"I choose them as real men, of my name—Jacques is my name—to whom the sight is likely to do good. Enough; you are English; that is another thing. Stay there, if you please, a little moment."
With an admonitory gesture to keep them back, he stooped, and looked in through the crevice in the wall. Soon raising his head again, he struck twice or thrice upon the door—evidently with no other object than to make a noise there. With the same intention, he drew the key across it, three or four times, before he put it clumsily into the lock, and turned it as heavily as he could.
The door slowly opened inward under his hand, and he looked into the room and said something. A faint voice answered something. Little more than a single syllable could have been spoken on either side.
He looked back over his shoulder, and beckoned them to enter. Mr. Lorry got his arm securely round the daughter's waist, and held her; for he felt that she was sinking.
"A—a—a—business, business!" he urged, with a moisture that was not of business shining on his cheek. "Come in, come in!"

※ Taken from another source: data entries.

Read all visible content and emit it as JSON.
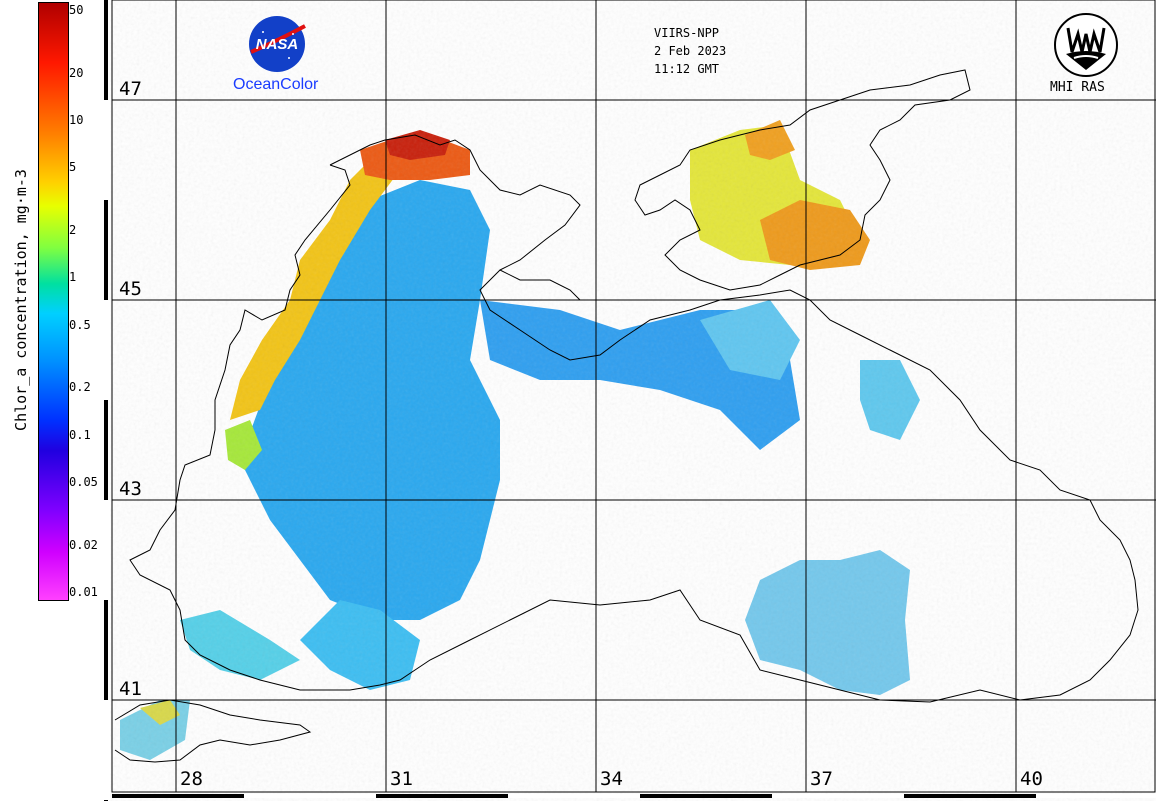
{
  "colorbar": {
    "title": "Chlor_a concentration, mg·m-3",
    "ticks": [
      {
        "label": "50",
        "value": 50
      },
      {
        "label": "20",
        "value": 20
      },
      {
        "label": "10",
        "value": 10
      },
      {
        "label": "5",
        "value": 5
      },
      {
        "label": "2",
        "value": 2
      },
      {
        "label": "1",
        "value": 1
      },
      {
        "label": "0.5",
        "value": 0.5
      },
      {
        "label": "0.2",
        "value": 0.2
      },
      {
        "label": "0.1",
        "value": 0.1
      },
      {
        "label": "0.05",
        "value": 0.05
      },
      {
        "label": "0.02",
        "value": 0.02
      },
      {
        "label": "0.01",
        "value": 0.01
      }
    ]
  },
  "map": {
    "latitudes": [
      "47",
      "45",
      "43",
      "41"
    ],
    "longitudes": [
      "28",
      "31",
      "34",
      "37",
      "40"
    ]
  },
  "satellite": {
    "sensor": "VIIRS-NPP",
    "date": "2 Feb 2023",
    "time": "11:12 GMT"
  },
  "logos": {
    "nasa_mark": "NASA",
    "nasa_caption": "OceanColor",
    "mhi_caption": "MHI RAS"
  }
}
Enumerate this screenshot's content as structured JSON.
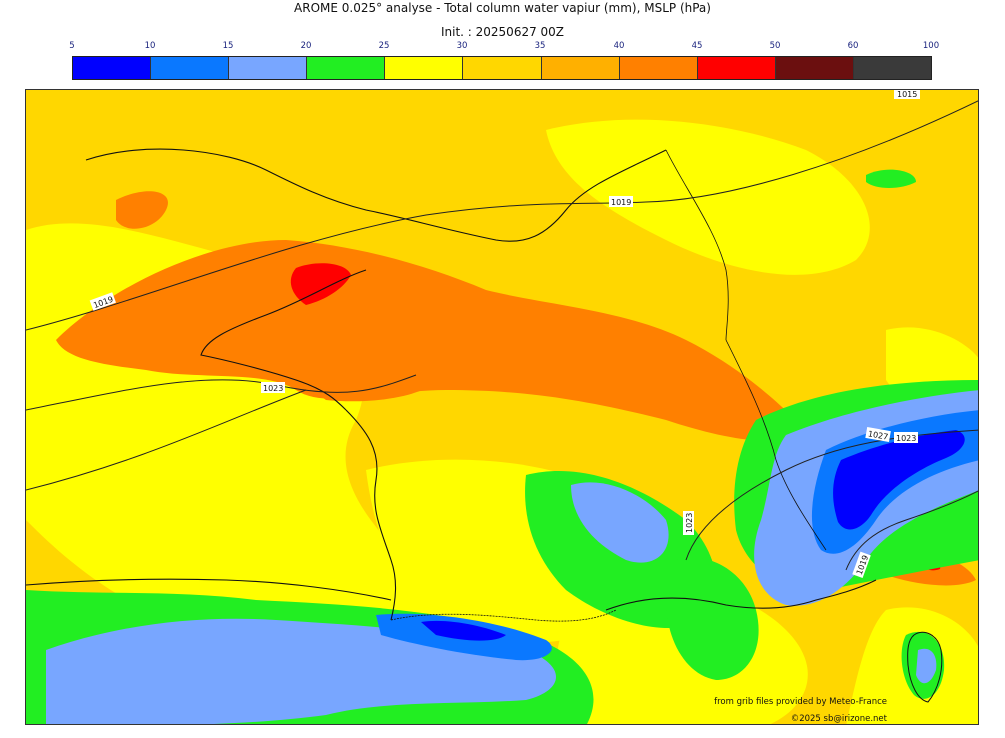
{
  "header": {
    "title": "AROME 0.025° analyse - Total column water vapiur (mm), MSLP (hPa)",
    "init": "Init. : 20250627 00Z"
  },
  "colorbar": {
    "ticks": [
      "5",
      "10",
      "15",
      "20",
      "25",
      "30",
      "35",
      "40",
      "45",
      "50",
      "60",
      "100"
    ],
    "colors": [
      "#0000ff",
      "#0a78ff",
      "#78a6ff",
      "#22ee22",
      "#ffff00",
      "#ffd700",
      "#ffb000",
      "#ff8000",
      "#ff0000",
      "#6b0f0f",
      "#3a3a3a"
    ]
  },
  "map": {
    "isobars": [
      {
        "label": "1015"
      },
      {
        "label": "1019"
      },
      {
        "label": "1019"
      },
      {
        "label": "1023"
      },
      {
        "label": "1027"
      },
      {
        "label": "1023"
      },
      {
        "label": "1023"
      },
      {
        "label": "1019"
      }
    ]
  },
  "credits": {
    "source": "from grib files provided by Meteo-France",
    "copyright": "©2025 sb@irizone.net"
  }
}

"I am afraid of it," she answered, shuddering.
"Of it? What?"
"I mean of him. Of my father."
Rendered in a manner desperate, by her state and by the beckoning of their conductor, he drew over his neck the arm that shook upon his shoulder, lifted her a little, and hurried her into the room. He sat her down just within the door, and held her, clinging to him.
Defarge drew out the key, closed the door, locked it on the inside, took out the key again, and held it in his hand. All this he did, methodically, and with as loud and harsh an accompaniment of noise as he could make. Finally, he walked across the room with a measured tread to where the window was. He stopped there, and faced round.